The recovery of oil from NFRs can be modelled as a two step process: first the oil is expelled from the matrix blocks through mechanisms that impose a pressure gradient within each matrix block and then it is swept through the fracture network to a production well by mechanisms that impose a pressure gradient within the fracture network. The recovery mechanisms associated with steam injection in NFRs and their characteristic times are presented. The most important recovery mechanism in matrix blocks is differential thermal expansion between oil and the matrix pore volume and the strongest mechanism in fracture network is the reduction of viscosity ratio (µo/µw). The matrix oil recovery mechanisms are relatively independent of oil gravity, making steam an equally attractive recovery process in fractured light and heavy oil reservoirs.
The mechanism and impact of CO2 generation during steam injection in carbonate reservoirs are discussed.

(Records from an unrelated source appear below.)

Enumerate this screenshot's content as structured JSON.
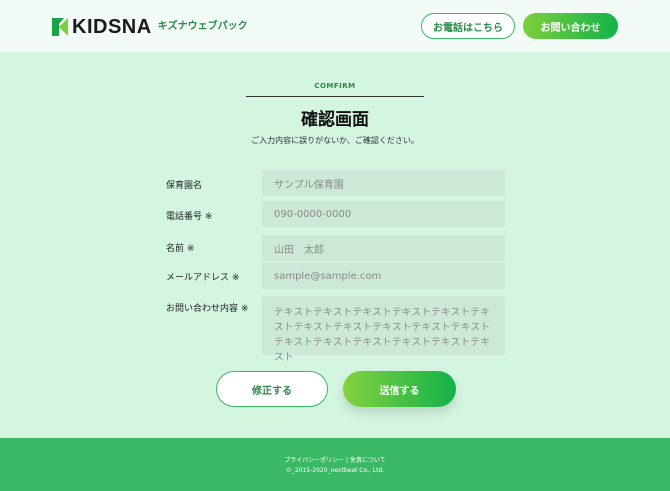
{
  "header": {
    "logo_text": "KIDSNA",
    "logo_sub": "キズナウェブパック",
    "tel_button": "お電話はこちら",
    "contact_button": "お問い合わせ"
  },
  "page": {
    "eyebrow": "COMFIRM",
    "title": "確認画面",
    "lead": "ご入力内容に誤りがないか、ご確認ください。"
  },
  "form": {
    "school_label": "保育園名",
    "school_value": "サンプル保育園",
    "phone_label": "電話番号 ※",
    "phone_value": "090-0000-0000",
    "name_label": "名前 ※",
    "name_value": "山田　太郎",
    "email_label": "メールアドレス ※",
    "email_value": "sample@sample.com",
    "message_label": "お問い合わせ内容 ※",
    "message_value": "テキストテキストテキストテキストテキストテキストテキストテキストテキストテキストテキストテキストテキストテキストテキストテキストテキスト"
  },
  "actions": {
    "fix_button": "修正する",
    "send_button": "送信する"
  },
  "footer": {
    "privacy": "プライバシーポリシー",
    "separator": "|",
    "terms": "免責について",
    "copyright": "©_2015-2020_nextbeat Co., Ltd."
  },
  "colors": {
    "brand_green": "#3bb866",
    "gradient_start": "#84d23e",
    "gradient_end": "#12b14a",
    "background": "#d4f5e0"
  }
}
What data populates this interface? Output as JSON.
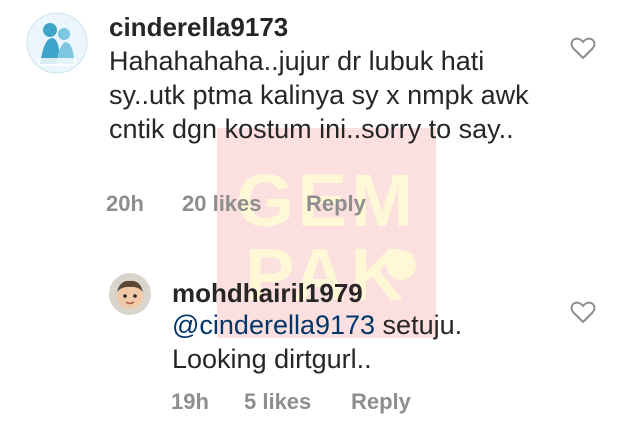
{
  "colors": {
    "text": "#262626",
    "meta": "#8e8e8e",
    "mention": "#003569",
    "watermark_bg": "#fbd5d5",
    "watermark_text": "#fff6c9"
  },
  "watermark": {
    "line1": "GEM",
    "line2": "PAK"
  },
  "comments": [
    {
      "username": "cinderella9173",
      "text": "Hahahahaha..jujur dr lubuk hati sy..utk ptma kalinya sy x nmpk awk cntik dgn kostum ini..sorry to say..",
      "time": "20h",
      "likes": "20 likes",
      "reply": "Reply",
      "avatar_icon": "profile-photo-icon",
      "heart_icon": "heart-outline-icon"
    },
    {
      "username": "mohdhairil1979",
      "mention": "@cinderella9173",
      "text": " setuju. Looking dirtgurl..",
      "time": "19h",
      "likes": "5 likes",
      "reply": "Reply",
      "avatar_icon": "profile-photo-icon",
      "heart_icon": "heart-outline-icon"
    }
  ]
}
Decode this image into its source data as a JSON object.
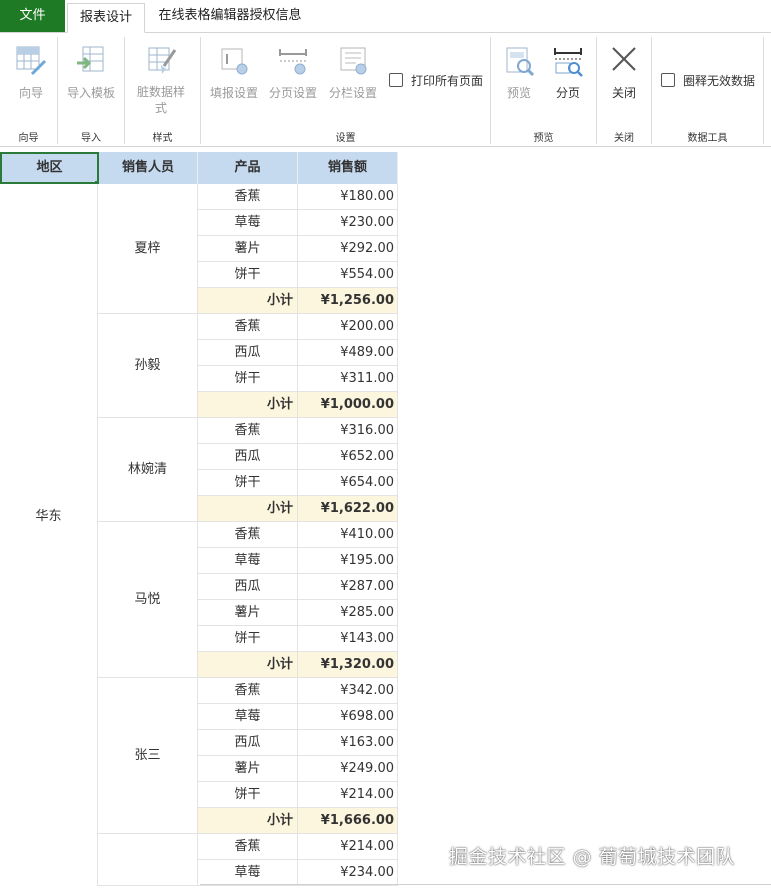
{
  "tabs": {
    "file": "文件",
    "design": "报表设计",
    "license": "在线表格编辑器授权信息"
  },
  "ribbon": {
    "wizard": "向导",
    "import_template": "导入模板",
    "dirty_style": "脏数据样式",
    "fill_settings": "填报设置",
    "page_settings": "分页设置",
    "column_settings": "分栏设置",
    "print_all": "打印所有页面",
    "preview": "预览",
    "paging": "分页",
    "close": "关闭",
    "circle_invalid": "圈释无效数据",
    "groups": {
      "wizard": "向导",
      "import": "导入",
      "style": "样式",
      "settings": "设置",
      "preview": "预览",
      "close": "关闭",
      "data_tools": "数据工具"
    }
  },
  "table": {
    "headers": [
      "地区",
      "销售人员",
      "产品",
      "销售额"
    ],
    "region": "华东",
    "subtotal_label": "小计",
    "groups": [
      {
        "person": "夏梓",
        "rows": [
          [
            "香蕉",
            "¥180.00"
          ],
          [
            "草莓",
            "¥230.00"
          ],
          [
            "薯片",
            "¥292.00"
          ],
          [
            "饼干",
            "¥554.00"
          ]
        ],
        "subtotal": "¥1,256.00"
      },
      {
        "person": "孙毅",
        "rows": [
          [
            "香蕉",
            "¥200.00"
          ],
          [
            "西瓜",
            "¥489.00"
          ],
          [
            "饼干",
            "¥311.00"
          ]
        ],
        "subtotal": "¥1,000.00"
      },
      {
        "person": "林婉清",
        "rows": [
          [
            "香蕉",
            "¥316.00"
          ],
          [
            "西瓜",
            "¥652.00"
          ],
          [
            "饼干",
            "¥654.00"
          ]
        ],
        "subtotal": "¥1,622.00"
      },
      {
        "person": "马悦",
        "rows": [
          [
            "香蕉",
            "¥410.00"
          ],
          [
            "草莓",
            "¥195.00"
          ],
          [
            "西瓜",
            "¥287.00"
          ],
          [
            "薯片",
            "¥285.00"
          ],
          [
            "饼干",
            "¥143.00"
          ]
        ],
        "subtotal": "¥1,320.00"
      },
      {
        "person": "张三",
        "rows": [
          [
            "香蕉",
            "¥342.00"
          ],
          [
            "草莓",
            "¥698.00"
          ],
          [
            "西瓜",
            "¥163.00"
          ],
          [
            "薯片",
            "¥249.00"
          ],
          [
            "饼干",
            "¥214.00"
          ]
        ],
        "subtotal": "¥1,666.00"
      },
      {
        "person": "",
        "rows": [
          [
            "香蕉",
            "¥214.00"
          ],
          [
            "草莓",
            "¥234.00"
          ]
        ],
        "subtotal": null
      }
    ]
  },
  "watermark": "掘金技术社区 @ 葡萄城技术团队",
  "colors": {
    "file_tab": "#1e7a24",
    "header_bg": "#c5d9ef",
    "subtotal_bg": "#fdf6df",
    "selection": "#2a7a3a"
  }
}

The rate of CO2 generation is controlled by the rate of heat conduction from fracture into the matrix. For a specific reservoir the rate of heat conduction is a function of temperature and injection rate of steam and these can be optimized to make use of the in situ generated CO2.
Heavy oil in naturally fractured carbonate reservoirs is an important resource, which accounts for one-third of total heavy oil worldwide. Many fractured reservoirs in the Middle East, former Soviet Union and Canada are candidates for thermal heavy oil recovery. Steam injection processes, which have been used extensively to recover heavy oil from non-fractured reservoirs, were not applied to fractured reservoirs until recently. This was primarily based on the belief that the injected steam would bypass the oil through the fractures and would be ineffective in recovering the oil. However, the results of experimental, theoretical and pilot tests which have appeared in the literature since early 1980s, show the feasibility of heavy oil recovery from fractured reservoirs using steam injection.